小学校の時は友達付き合いで悩んだことなんか無かった。いつも周りに男女問わず沢山の人がいて、その中には茉奈莉ちゃんもいた。なのに、中学生だからだろうか、氷帝だからだろうか?何かが違う気がして、自分らしく振る舞えない。
特に、男女関係はことA組に置いては異質だった。跡部、景吾。入学式で代表の挨拶をしていた彼は、既に取り巻きの様なものが出来ていた。女子生徒達がずらずらと付き従い、媚び諂う。彼はそれを侍らすでも無く、あしらうでもなく、適当に対応したり無視したり、おざなりにしているようなのだけど、誰も梱もしない様子で、休み時間の度に人垣が出来る。
「英語の授業は、凄かったのにな…」
初めての英語の授業。中学一年生とは思えない、洋画で聞くような淀みない発音に嫉妬めいた感動を覚えた。先生曰く、彼はイギリスからの帰国子女だと言う。

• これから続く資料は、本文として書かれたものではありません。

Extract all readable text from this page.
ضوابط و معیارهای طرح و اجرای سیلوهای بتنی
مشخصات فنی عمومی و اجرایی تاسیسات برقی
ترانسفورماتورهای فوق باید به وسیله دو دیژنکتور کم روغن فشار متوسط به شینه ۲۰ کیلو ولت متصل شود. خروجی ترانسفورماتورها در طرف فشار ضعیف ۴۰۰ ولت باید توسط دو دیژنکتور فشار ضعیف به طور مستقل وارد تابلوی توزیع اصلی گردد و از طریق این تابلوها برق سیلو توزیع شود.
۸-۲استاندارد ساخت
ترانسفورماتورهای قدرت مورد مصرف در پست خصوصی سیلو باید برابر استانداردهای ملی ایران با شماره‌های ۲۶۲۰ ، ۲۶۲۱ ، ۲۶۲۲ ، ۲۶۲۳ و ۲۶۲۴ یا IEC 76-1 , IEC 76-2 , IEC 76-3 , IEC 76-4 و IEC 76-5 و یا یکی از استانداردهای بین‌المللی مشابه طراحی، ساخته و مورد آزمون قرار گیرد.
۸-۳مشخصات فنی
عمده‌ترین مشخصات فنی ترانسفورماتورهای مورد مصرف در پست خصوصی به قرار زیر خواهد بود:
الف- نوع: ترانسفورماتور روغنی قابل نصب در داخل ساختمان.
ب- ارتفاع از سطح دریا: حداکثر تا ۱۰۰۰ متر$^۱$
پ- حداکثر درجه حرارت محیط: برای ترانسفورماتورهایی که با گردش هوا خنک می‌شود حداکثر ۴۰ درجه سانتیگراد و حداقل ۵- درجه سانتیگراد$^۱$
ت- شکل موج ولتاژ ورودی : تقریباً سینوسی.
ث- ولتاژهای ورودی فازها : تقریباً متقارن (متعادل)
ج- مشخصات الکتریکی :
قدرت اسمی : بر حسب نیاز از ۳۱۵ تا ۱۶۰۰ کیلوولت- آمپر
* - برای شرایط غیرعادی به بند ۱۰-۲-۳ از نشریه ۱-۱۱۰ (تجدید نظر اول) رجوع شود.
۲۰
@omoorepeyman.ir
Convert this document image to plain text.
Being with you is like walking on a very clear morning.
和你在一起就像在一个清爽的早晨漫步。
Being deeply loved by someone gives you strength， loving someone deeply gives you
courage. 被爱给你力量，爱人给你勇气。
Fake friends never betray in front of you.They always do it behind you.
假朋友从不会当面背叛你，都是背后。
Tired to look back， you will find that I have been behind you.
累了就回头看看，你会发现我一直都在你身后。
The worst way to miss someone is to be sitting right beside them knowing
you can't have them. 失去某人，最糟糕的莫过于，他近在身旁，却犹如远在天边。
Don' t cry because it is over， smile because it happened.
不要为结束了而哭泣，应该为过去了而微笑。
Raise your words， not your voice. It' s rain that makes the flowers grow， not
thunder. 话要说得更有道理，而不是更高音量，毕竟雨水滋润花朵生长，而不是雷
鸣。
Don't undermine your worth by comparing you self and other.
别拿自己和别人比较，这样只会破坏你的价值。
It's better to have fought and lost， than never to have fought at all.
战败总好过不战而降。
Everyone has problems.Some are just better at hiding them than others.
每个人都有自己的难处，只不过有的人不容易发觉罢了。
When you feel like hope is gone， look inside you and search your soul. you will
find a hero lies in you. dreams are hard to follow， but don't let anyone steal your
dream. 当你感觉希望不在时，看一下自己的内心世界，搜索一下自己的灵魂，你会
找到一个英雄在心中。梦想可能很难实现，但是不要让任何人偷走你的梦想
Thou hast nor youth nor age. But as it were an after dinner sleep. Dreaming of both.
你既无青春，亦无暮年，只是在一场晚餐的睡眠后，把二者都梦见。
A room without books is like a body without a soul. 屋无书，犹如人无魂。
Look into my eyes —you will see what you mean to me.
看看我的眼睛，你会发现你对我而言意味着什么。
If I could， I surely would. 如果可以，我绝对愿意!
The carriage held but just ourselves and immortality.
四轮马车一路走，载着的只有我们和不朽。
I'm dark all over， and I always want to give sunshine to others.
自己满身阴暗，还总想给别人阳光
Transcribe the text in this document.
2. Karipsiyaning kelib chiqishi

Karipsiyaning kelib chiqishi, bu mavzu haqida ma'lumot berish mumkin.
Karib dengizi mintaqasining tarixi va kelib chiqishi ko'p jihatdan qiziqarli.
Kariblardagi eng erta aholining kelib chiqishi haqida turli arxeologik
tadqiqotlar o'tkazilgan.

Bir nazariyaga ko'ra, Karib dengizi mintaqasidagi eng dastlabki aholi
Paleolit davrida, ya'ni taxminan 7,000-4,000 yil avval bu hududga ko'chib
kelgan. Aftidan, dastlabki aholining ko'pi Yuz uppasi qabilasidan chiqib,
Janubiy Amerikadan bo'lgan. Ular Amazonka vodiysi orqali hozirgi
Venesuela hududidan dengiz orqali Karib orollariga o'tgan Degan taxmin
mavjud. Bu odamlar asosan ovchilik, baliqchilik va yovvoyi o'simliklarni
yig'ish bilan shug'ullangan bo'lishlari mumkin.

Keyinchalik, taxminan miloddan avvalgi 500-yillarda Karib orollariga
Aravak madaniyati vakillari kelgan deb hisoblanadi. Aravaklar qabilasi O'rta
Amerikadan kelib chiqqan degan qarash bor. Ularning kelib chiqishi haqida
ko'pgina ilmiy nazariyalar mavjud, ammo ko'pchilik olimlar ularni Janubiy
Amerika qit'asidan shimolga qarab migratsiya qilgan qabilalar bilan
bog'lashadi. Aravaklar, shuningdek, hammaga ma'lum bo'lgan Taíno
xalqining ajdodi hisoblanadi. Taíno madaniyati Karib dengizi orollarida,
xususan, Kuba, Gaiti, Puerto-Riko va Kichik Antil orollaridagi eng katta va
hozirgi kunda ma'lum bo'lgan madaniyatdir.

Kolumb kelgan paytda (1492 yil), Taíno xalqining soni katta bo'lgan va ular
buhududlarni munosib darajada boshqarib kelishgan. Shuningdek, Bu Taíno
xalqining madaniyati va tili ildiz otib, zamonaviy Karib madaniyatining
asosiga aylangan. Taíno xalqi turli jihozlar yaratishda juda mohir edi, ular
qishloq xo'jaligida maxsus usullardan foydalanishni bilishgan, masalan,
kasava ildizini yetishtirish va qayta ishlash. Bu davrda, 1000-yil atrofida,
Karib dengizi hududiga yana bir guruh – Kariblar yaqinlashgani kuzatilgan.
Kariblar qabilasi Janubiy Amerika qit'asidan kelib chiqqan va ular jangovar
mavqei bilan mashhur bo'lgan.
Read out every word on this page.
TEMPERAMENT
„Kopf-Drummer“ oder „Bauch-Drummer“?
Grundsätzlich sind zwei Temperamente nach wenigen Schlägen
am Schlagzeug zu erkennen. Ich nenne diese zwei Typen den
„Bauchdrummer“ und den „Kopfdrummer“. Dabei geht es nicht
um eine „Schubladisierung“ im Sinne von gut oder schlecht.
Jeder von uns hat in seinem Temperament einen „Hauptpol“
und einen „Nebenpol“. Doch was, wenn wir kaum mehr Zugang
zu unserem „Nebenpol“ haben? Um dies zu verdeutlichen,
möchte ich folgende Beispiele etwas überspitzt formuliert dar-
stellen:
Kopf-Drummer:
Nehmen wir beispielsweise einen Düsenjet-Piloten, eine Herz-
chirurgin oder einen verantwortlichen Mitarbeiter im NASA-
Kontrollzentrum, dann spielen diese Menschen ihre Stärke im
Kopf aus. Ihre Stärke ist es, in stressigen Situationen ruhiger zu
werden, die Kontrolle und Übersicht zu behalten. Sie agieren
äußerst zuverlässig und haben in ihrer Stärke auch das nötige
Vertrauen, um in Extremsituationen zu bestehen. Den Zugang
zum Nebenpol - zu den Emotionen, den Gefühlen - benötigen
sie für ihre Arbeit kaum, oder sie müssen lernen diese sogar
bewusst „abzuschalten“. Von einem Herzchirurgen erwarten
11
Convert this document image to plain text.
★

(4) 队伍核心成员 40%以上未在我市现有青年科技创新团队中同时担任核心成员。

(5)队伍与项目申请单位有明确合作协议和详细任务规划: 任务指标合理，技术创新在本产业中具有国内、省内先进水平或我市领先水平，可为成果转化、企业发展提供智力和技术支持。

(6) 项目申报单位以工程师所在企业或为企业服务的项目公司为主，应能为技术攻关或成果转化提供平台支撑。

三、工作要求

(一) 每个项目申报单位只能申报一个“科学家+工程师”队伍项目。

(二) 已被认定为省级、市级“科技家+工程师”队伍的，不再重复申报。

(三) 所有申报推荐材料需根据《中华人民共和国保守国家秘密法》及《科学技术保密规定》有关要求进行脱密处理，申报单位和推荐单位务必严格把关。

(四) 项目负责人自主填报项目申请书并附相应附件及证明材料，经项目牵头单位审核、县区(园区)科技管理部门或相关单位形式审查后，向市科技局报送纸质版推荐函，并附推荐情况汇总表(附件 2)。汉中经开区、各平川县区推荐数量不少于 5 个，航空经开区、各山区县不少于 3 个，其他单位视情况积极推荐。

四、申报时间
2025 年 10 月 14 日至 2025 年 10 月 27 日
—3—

初めて家族で行った海外旅行以来、私は英語の虜だった。小学生ながら洋画を英語版で見て、簡単な洋書を読んで、大体は理解している自信があったし、私立中学受験をして、より勉強したいという裏打ちにもなった。帰国子女と比べるなんて、馬鹿げているけれど、本場で学んできたというその環境が羨ましかった。